2 Я не собираюсь тебе напоминать, чего стоит бедность, особенно в Афинах, и не стану защищать её перед тобой (я не считаю, что мое счастье зависит от тебя, подобно твоему, которое зависит от других; достаточно мне одному знать об этом), но напомню тебе всё-таки о Дионисии и блаженных часах, проведённых вместе с ним, которые доставляют тебе такую радость. Я буду напоминать тебе об этом всякий раз, когда ты ешь и пьёшь на пышных пирах то, что мне и не снится, и в то же время видишь, как избивают людей плетьми, сажают на кол, гонят в каменоломни; у одних вырывают из объятий жён, у других — детей, отнимают рабов, чтобы надругаться над всеми. И эти бесчинства творит не один лишь тиран, но множество окружающих его подлецов.
3 А ты и пьёшь против воли, живёшь среди них и совершаешь прогулки, не в силах убежать от всего этого, скованный золотыми цепями. Обо всем этом я говорю тебе, вспомнив о твоих оскорблениях. Я с моим умением обмывать цикорий и неумением прислуживаться при дворе у Дионисия живу счастливее вас, советчиков Дионисия и правителей всей Сицилии. Пусть всё, чем ты так нагло порочишь меня, заставит тебя задуматься, и пусть разум не вступает в противоречие с чувствами. На словах все прекрасно у Дионисия, но свобода, которой пользовались во времена Крона, и... [дальнейший текст испорчен].
33
ФАНОМАХУ
Я сидел в театре и склеивал книжные листы, когда подошел Александр, сын Филиппа, и, остановившись рядом со мной, загородил мне солнце. Не в состоянии разглядеть разрывы, я поднял глаза и тотчас узнал пришельца. Заметив мой взгляд, он сам заговорил со мной и подал руку.
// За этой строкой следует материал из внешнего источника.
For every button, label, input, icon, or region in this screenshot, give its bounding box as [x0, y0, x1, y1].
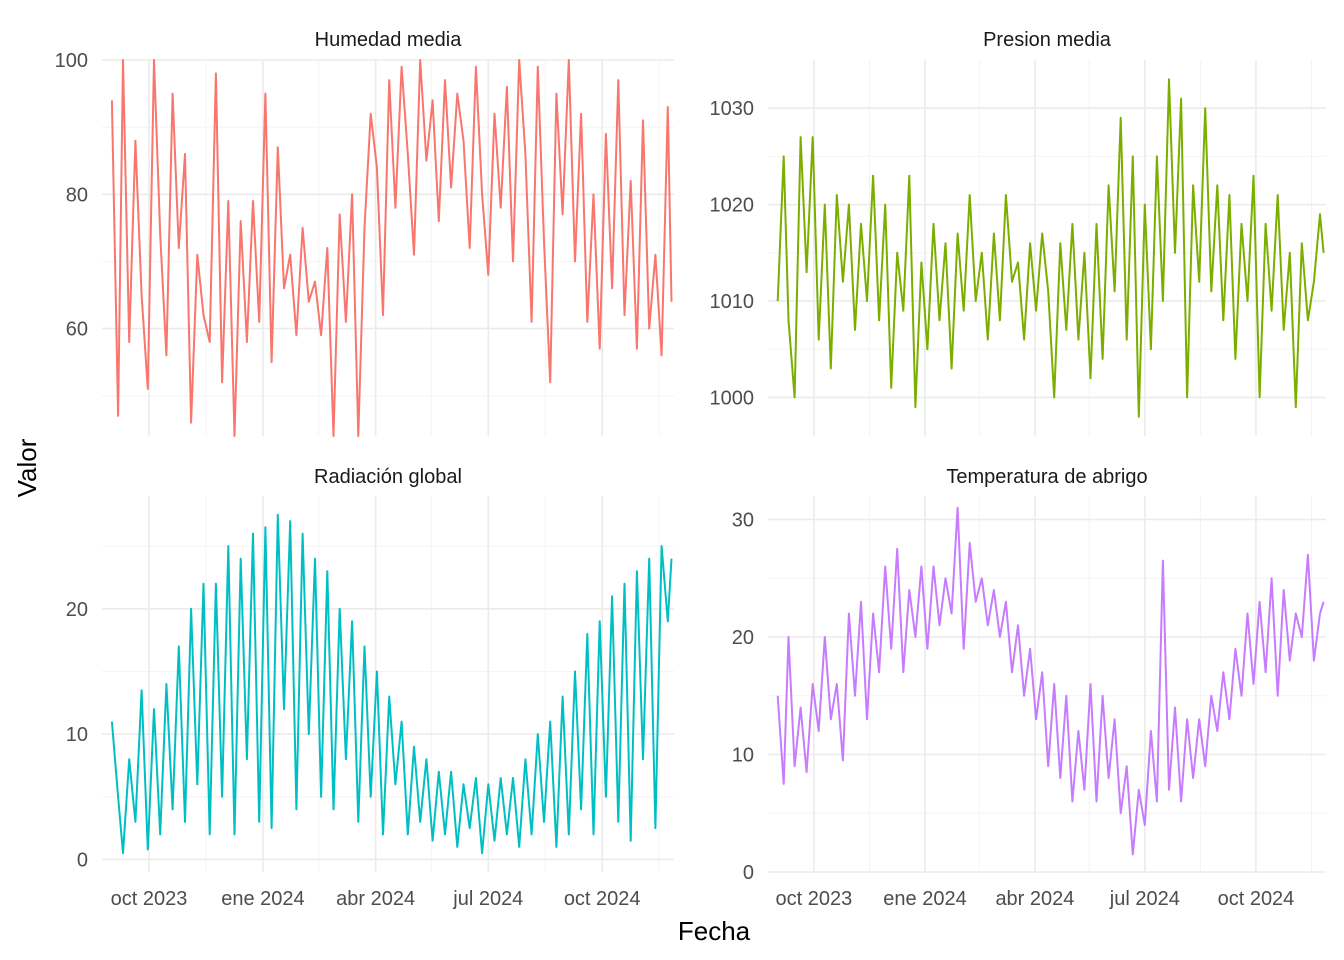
- y-tick-label: 0: [77, 849, 88, 871]
- y-tick-label: 20: [66, 599, 88, 621]
- x-tick-label: oct 2024: [1218, 888, 1295, 910]
- series-line-radiacion-global: [110, 513, 673, 855]
- series-line-presion-media: [776, 78, 1325, 418]
- panel-presion-media: 1000 1010 1020 1030 Presion media: [710, 29, 1326, 436]
- y-tick-label: 1000: [710, 387, 755, 409]
- x-tick-label: ene 2024: [221, 888, 304, 910]
- panel-title: Presion media: [983, 29, 1112, 51]
- y-tick-label: 30: [732, 510, 754, 532]
- panel-title: Radiación global: [314, 466, 462, 488]
- series-line-humedad-media: [110, 59, 673, 437]
- x-tick-label: abr 2024: [336, 888, 415, 910]
- x-tick-label: abr 2024: [995, 888, 1074, 910]
- x-tick-label: ene 2024: [883, 888, 966, 910]
- series-line-temperatura-de-abrigo: [776, 506, 1325, 856]
- x-tick-label: oct 2023: [111, 888, 188, 910]
- x-tick-label: oct 2024: [564, 888, 641, 910]
- y-tick-label: 10: [66, 724, 88, 746]
- y-tick-label: 1010: [710, 291, 755, 313]
- y-tick-label: 100: [55, 50, 88, 72]
- y-tick-label: 1030: [710, 98, 755, 120]
- x-tick-label: jul 2024: [1109, 888, 1180, 910]
- y-tick-label: 20: [732, 627, 754, 649]
- panel-temperatura-de-abrigo: oct 2023 ene 2024 abr 2024 jul 2024 oct 2024…: [732, 466, 1326, 910]
- y-tick-label: 60: [66, 319, 88, 341]
- x-tick-label: jul 2024: [452, 888, 523, 910]
- panel-radiacion-global: oct 2023 ene 2024 abr 2024 jul 2024 oct 2024…: [66, 466, 674, 910]
- y-tick-label: 1020: [710, 195, 755, 217]
- x-tick-label: oct 2023: [776, 888, 853, 910]
- y-tick-label: 10: [732, 745, 754, 767]
- y-tick-label: 80: [66, 184, 88, 206]
- panel-title: Humedad media: [315, 29, 463, 51]
- panel-title: Temperatura de abrigo: [946, 466, 1147, 488]
- y-tick-label: 0: [743, 862, 754, 884]
- x-axis-title: Fecha: [678, 916, 751, 946]
- panel-humedad-media: 60 80 100 Humedad media: [55, 29, 674, 437]
- y-axis-title: Valor: [12, 438, 42, 497]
Тогда и я приветствовал его и так сказал: «Ты действительно непобедим, юноша, ибо обладаешь прямо-таки божественным могуществом. То, что делает, говорят, луна с солнцем, когда встаёт прямо напротив него, то же самое сделал и ты, придя сюда и встав рядом со мной».
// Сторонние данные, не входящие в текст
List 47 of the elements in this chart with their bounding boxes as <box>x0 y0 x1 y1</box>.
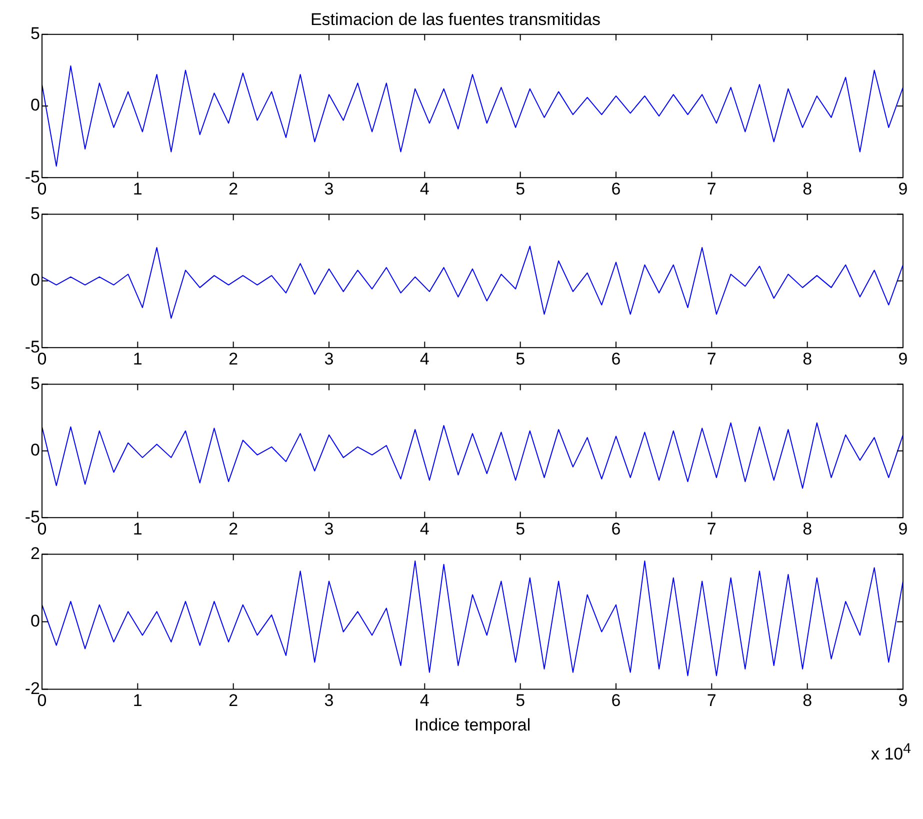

2 — «Ты всё шутишь, Диоген», — сказал Александр. «Почему? — возразил я. — Разве ты не заметил, что я бросил свою работу, потому что мне ничего не видно, будто ночью? И хотя мне сейчас с тобой разговаривать нет никакой охоты, тем не менее я говорю с тобой». — «Нет никакой охоты поговорить с царём Александром?» — удивился он. «Совсем никакой, — ответил я. — Ведь он не покушается на моё добро и не идёт на меня войной, не грабит, как это делает с македонцами, лакедемонянами или с кем-нибудь другим, кто представляет для него интерес». — «А я интересуюсь твоей бедностью», — сказал он. «Какой бедностью?» — удивился я. «Твоей бедностью, из-за которой ты нищенствуешь, нуждаясь во всём», — сказал он.
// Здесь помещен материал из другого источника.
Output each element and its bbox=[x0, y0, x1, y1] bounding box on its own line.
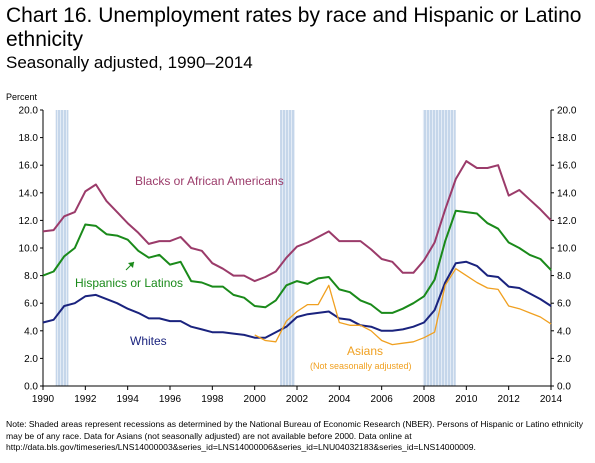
y-tick-label-right: 18.0 bbox=[557, 133, 577, 144]
x-tick-label: 2010 bbox=[455, 394, 478, 405]
y-tick-label-right: 2.0 bbox=[557, 354, 571, 365]
y-tick-label: 14.0 bbox=[19, 188, 39, 199]
chart-axes: 0.0 0.0 2.0 2.0 4.0 4.0 6.0 6.0 8.0 8.0 10.0 10.0 12… bbox=[19, 106, 577, 406]
recession-band bbox=[423, 110, 456, 386]
x-tick-label: 2014 bbox=[540, 394, 563, 405]
x-tick-label: 1996 bbox=[159, 394, 182, 405]
x-tick-label: 1990 bbox=[32, 394, 55, 405]
recession-band bbox=[280, 110, 295, 386]
series-label-asians: Asians bbox=[347, 344, 383, 358]
series-label-blacks: Blacks or African Americans bbox=[135, 174, 284, 188]
series-line-whites bbox=[43, 262, 551, 338]
y-tick-label-right: 14.0 bbox=[557, 188, 577, 199]
x-tick-label: 2004 bbox=[328, 394, 351, 405]
y-tick-label-right: 12.0 bbox=[557, 216, 577, 227]
recession-band bbox=[56, 110, 69, 386]
x-tick-label: 2002 bbox=[286, 394, 309, 405]
x-tick-label: 2000 bbox=[244, 394, 267, 405]
y-tick-label: 16.0 bbox=[19, 161, 39, 172]
y-tick-label-right: 20.0 bbox=[557, 106, 577, 117]
y-tick-label: 6.0 bbox=[24, 299, 38, 310]
y-tick-label: 0.0 bbox=[24, 382, 38, 393]
y-tick-label: 20.0 bbox=[19, 106, 39, 117]
y-tick-label: 10.0 bbox=[19, 244, 39, 255]
y-tick-label-right: 10.0 bbox=[557, 244, 577, 255]
x-tick-label: 1992 bbox=[74, 394, 97, 405]
y-tick-label-right: 0.0 bbox=[557, 382, 571, 393]
y-tick-label-right: 16.0 bbox=[557, 161, 577, 172]
series-labels: Blacks or African Americans Hispanics or … bbox=[75, 174, 412, 371]
y-tick-label-right: 4.0 bbox=[557, 326, 571, 337]
y-tick-label: 8.0 bbox=[24, 271, 38, 282]
series-line-asians bbox=[255, 269, 551, 345]
y-axis-label: Percent bbox=[6, 92, 38, 102]
series-label-whites: Whites bbox=[130, 334, 167, 348]
x-tick-label: 1998 bbox=[201, 394, 224, 405]
series-label-hispanics: Hispanics or Latinos bbox=[75, 276, 183, 290]
x-tick-label: 2008 bbox=[413, 394, 436, 405]
x-tick-label: 1994 bbox=[117, 394, 140, 405]
y-tick-label: 18.0 bbox=[19, 133, 39, 144]
y-tick-label-right: 6.0 bbox=[557, 299, 571, 310]
y-tick-label-right: 8.0 bbox=[557, 271, 571, 282]
series-label-asians-note: (Not seasonally adjusted) bbox=[310, 361, 412, 371]
series-line-blacks-or-african-americans bbox=[43, 161, 551, 281]
y-tick-label: 4.0 bbox=[24, 326, 38, 337]
x-tick-label: 2006 bbox=[371, 394, 394, 405]
y-tick-label: 12.0 bbox=[19, 216, 39, 227]
y-tick-label: 2.0 bbox=[24, 354, 38, 365]
x-tick-label: 2012 bbox=[498, 394, 521, 405]
series-line-hispanics-or-latinos bbox=[43, 211, 551, 313]
chart-series bbox=[43, 161, 551, 345]
chart-note: Note: Shaded areas represent recessions … bbox=[6, 419, 591, 454]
3 «Не иметь денег не значит быть бедным, и попрошайничать — не порок, а хотеть всем обладать и насильничать, как это свойственно тебе, — вот это порок. Поэтому моей бедности помогают источники и земля, пещеры и шкуры; из-за них никто со мной не воюет ни на суше, ни на море. Знай, что я продолжаю жить так, как появился на свет. А для таких людей, как ты, нет спасения ни на земле, ни на море.
4 Но о них я уже не говорю, вы покушаетесь даже на небо и пренебрегаете советом Гомера, который, описав горькую судьбу Алоадов[236], учил не стремиться к этому».
Когда я ему всё это твёрдо и решительно высказал, Александра охватил стыд и, наклонившись к одному из спутников, он сказал: «Если бы я уже не был Александром, то стал бы Диогеном». Потом он помог мне подняться, повёл с собой и стал приглашать сопровождать его в походах. С трудом мне удалось избавиться от него[237].